The Supreme Court of New Zealand has taken the rare step of asking the Attorney-General to amend her s 7 report into the Electoral Matters Legislation Amendment Bill.
Under s 7 of the New Zealand Bill of Rights Act 1990, the Attorney-General has the responsibility to “bring to the attention of the House of Representatives any provision in the Bill that appears to be inconsistent with any of the rights and freedoms contained in this Bill of Rights”. The Attorney-General of the day performs this function independently of political affiliation. In the case of the most recent report, Attorney-General Judith Collins KC identified that aspects of the proposed electoral amendments limited the rights of New Zealanders under s 12 (the right to vote), s 14 (the right to freedom of expression), and s 25(g) (the right to benefit of the lesser penalty). The limitations on those rights could not be demonstrably justified in a free and democratic society, and therefore the Bill appeared inconsistent with rights and freedoms guaranteed to all New Zealanders. The impugned provisions included a large-scale ban on prisoners’ ability to vote and imposing a new registration deadline requiring voters to register no later than 13 days before polling day.

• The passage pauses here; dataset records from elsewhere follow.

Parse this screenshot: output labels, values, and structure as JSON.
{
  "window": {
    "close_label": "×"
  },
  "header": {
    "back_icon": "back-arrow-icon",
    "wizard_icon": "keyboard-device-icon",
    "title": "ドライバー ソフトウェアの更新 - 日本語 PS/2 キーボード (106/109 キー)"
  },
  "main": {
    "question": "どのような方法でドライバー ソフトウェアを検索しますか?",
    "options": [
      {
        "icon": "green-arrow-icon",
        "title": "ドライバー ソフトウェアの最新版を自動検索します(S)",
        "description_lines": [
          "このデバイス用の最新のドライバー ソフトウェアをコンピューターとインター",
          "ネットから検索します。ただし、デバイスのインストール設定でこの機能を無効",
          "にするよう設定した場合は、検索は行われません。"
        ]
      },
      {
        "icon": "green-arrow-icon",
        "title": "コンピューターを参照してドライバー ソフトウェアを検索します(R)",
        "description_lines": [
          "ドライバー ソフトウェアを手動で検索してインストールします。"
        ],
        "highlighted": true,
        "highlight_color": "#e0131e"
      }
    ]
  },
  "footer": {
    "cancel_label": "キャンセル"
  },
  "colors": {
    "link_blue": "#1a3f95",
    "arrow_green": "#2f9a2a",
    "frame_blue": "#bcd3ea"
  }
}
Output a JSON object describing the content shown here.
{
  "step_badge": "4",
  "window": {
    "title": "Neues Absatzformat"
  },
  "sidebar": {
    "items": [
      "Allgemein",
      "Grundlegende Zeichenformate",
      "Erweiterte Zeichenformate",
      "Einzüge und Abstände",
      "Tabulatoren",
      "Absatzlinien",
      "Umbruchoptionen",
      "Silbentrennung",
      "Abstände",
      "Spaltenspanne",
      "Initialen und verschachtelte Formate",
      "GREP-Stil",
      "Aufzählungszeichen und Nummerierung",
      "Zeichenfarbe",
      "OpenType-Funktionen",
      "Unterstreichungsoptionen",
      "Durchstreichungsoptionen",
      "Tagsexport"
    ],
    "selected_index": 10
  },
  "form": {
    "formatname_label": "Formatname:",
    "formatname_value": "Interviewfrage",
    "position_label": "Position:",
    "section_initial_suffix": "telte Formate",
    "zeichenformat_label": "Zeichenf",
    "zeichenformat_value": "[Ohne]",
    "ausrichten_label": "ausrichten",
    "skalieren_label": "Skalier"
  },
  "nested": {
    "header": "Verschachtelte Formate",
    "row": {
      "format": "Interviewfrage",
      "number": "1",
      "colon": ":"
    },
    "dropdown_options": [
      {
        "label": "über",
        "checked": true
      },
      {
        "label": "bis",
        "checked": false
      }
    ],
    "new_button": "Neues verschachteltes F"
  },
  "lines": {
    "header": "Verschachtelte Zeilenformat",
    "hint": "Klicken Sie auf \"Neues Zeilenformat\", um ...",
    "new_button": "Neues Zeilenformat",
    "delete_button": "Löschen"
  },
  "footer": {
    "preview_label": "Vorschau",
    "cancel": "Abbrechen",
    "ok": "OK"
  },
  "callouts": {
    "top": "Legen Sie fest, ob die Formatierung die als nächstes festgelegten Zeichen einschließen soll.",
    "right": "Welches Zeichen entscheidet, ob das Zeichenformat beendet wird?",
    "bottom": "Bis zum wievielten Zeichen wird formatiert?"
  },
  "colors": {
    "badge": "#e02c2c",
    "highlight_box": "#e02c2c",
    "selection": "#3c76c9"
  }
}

In a letter from the Office of the Chief Justice to the Attorney-General, the Chief Justice of New Zealand Dame Helen Winkelmann asked the Attorney-General to “reflect whether passages of your report risk amounting to spoilers of how the Supreme Court will rule on this in three years time” and to “consider whether the report might be reissued with spoiler tags”.
While noting that the legislation had not yet been passed, nor first-instance proceedings for a declaration of inconsistency issued, the letter made the point that these matters were highly likely to end up before the Court in due course. It continued that “[a]ny acknowledgment by the senior law officer of the Crown at this early stage that the laws infringe rights and cannot be demonstrably justified are highly likely to be cited in any Supreme Court judgment. For that reason the report might be said to unfairly give away the result to anyone wishing to keep as a surprise what we are going to say in, say, Q4 2027 or Q1 2028”.
In comment to the media, the Attorney-General said she would not be reissuing the report with spoiler tags and that “I do not accept the Supreme Court can be concerned about spoilers when the courts of New Zealand have already held that blanket prisoner voting bans are inconsistent with the Bill of Rights Act. The fact that this government’s intended law breaches rights is a matter of long-standing public record”.
A spokesperson for Crown Law said that Crown lawyers were presently booking leave for Q4 2027/Q1 2028.